The Defendant argues, finally, that the Plaintiff should not prevail because he somehow "sat on his rights" by not conducting his own investigation soon enough or by not attempting to correct the mistake. The evidence in the record indicates that the Plaintiff did not act unreasonably in the circumstances. The Plaintiff was not previously familiar with the subdivision project; the Defendant purported to tell him everything he should know about it. The most significant departure from the arrangements on which he had been led to rely in April 1979—the increase in the escrow amount—did not occur until November. The Plaintiff attempted to obtain additional financing and was informed by Sun Savings and Loan Association in a letter dated December 13, 1979, that he could obtain no more than $129,000 for the escrow. It was on this very date that the closing was to take place. These facts do not support a defense of laches. See A.H. Benoit & Co. v. Johnson, 160 Me. 201, 207, 202 A.2d 1 (1964).

Because we affirm the judgment for the Plaintiff, there is no need to consider the Plaintiff's cross-appeal.

The entry is:

Judgment affirmed.

All concurring.

NOTES

[1] Illustratively, the following exchange took place between the Plaintiff's counsel and George King, the Defendant's principal officer:

Q. Wasn't that deal for about $100,000 with Sun Savings? Isn't that what the escrow agreement said?

A. My escrow agreement was for $40,000 and the second agreement was for 100 and some odd thousand.

On redirect examination, this exchange occurred between the Defendant's counsel and King:

Q. Now, under the escrow agreement you've testified it was $40,000 for Section 1?

A. Right.

Q. And how much money was to be provided in the form of an escrow agreement for Section 2?

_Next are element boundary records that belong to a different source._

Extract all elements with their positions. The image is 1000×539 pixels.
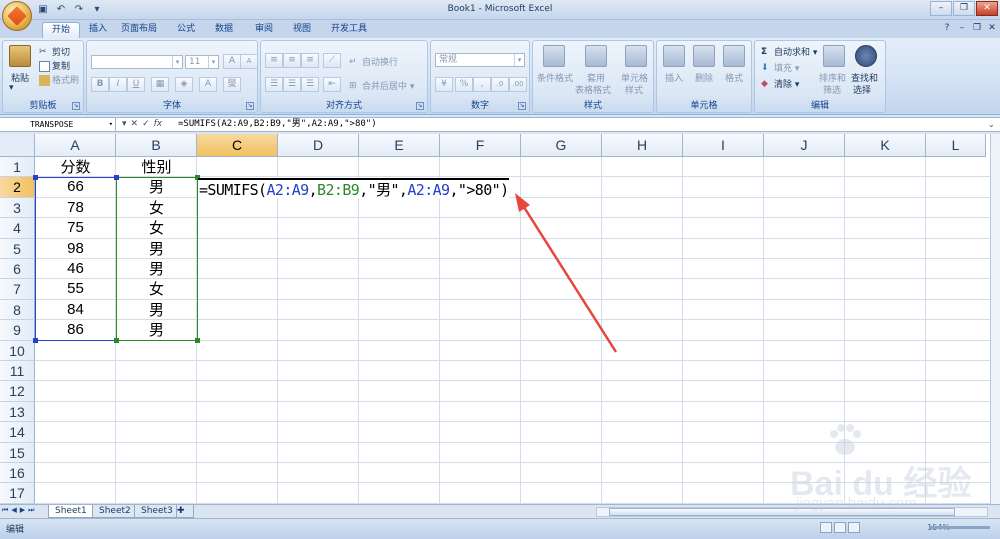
red-arrow-head [515,193,530,212]
office-logo-icon [7,6,27,26]
red-arrow-shaft [520,203,618,353]
baidu-watermark: Bai du 经验 jingyan.baidu.com [770,420,990,515]
office-button[interactable] [2,1,32,31]
excel-window: ▣ ↶ ↷ ▾ Book1 - Microsoft Excel – ❐ ✕ 开始… [0,0,1000,539]
paw-icon [830,424,861,455]
watermark-url: jingyan.baidu.com [796,495,917,512]
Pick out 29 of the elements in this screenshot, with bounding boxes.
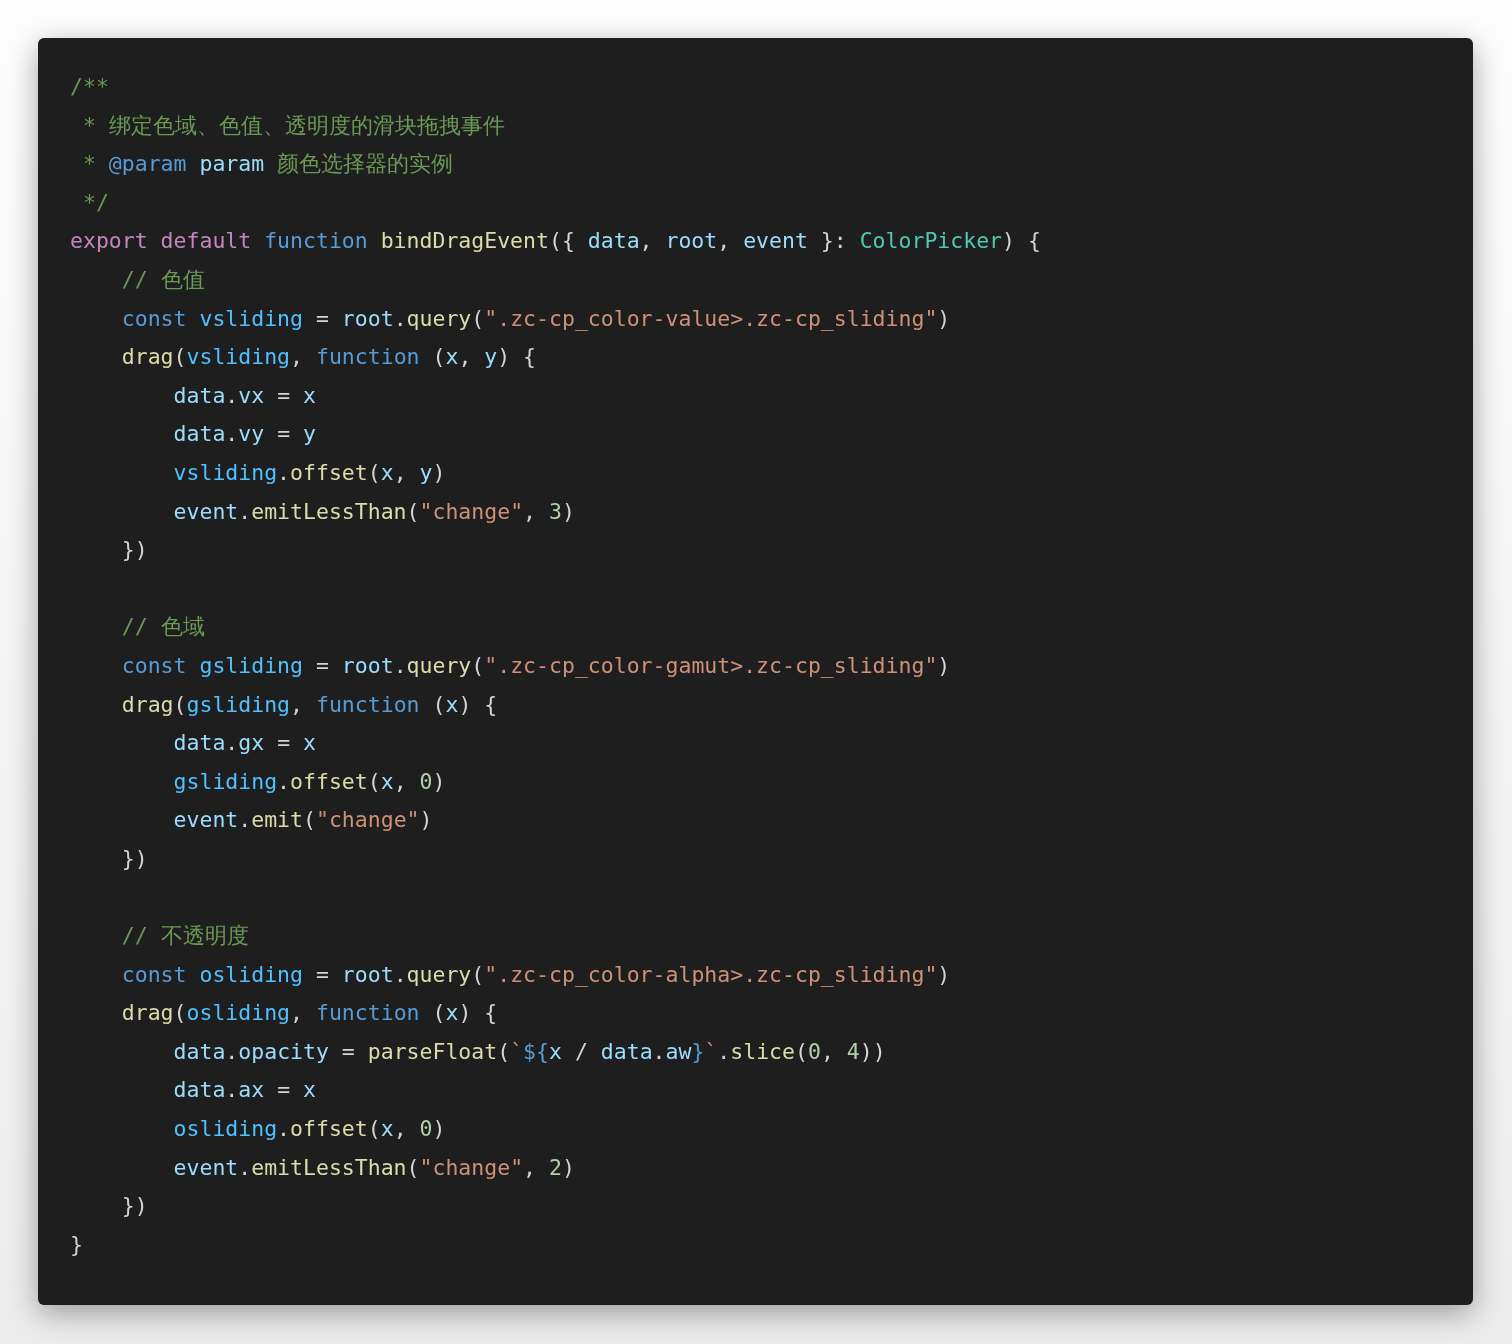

A. I thought it was 100 and—I don't remember. I thought it was 100 and something, but that paper I just read said 100, but I thought it was over 100.

Q. That isn't out-of-pocket money?

A. No.

Q. That's guaranteed that the bank would pay that if you hadn't made those improvement [sic]?

A. Right.

Q. And you've testified that the bank agreed that to a qualified buyer it would extend that same escrow guarantee or line of credit to that qualified buyer?

A. Right.

Q. To your knowledge was that in fact offered to Mr. DiBiase?

A. To my knowledge it was. The closing was set up so I imagine the bank must have offered him—or he was satisfied with whatever the bank did offer him.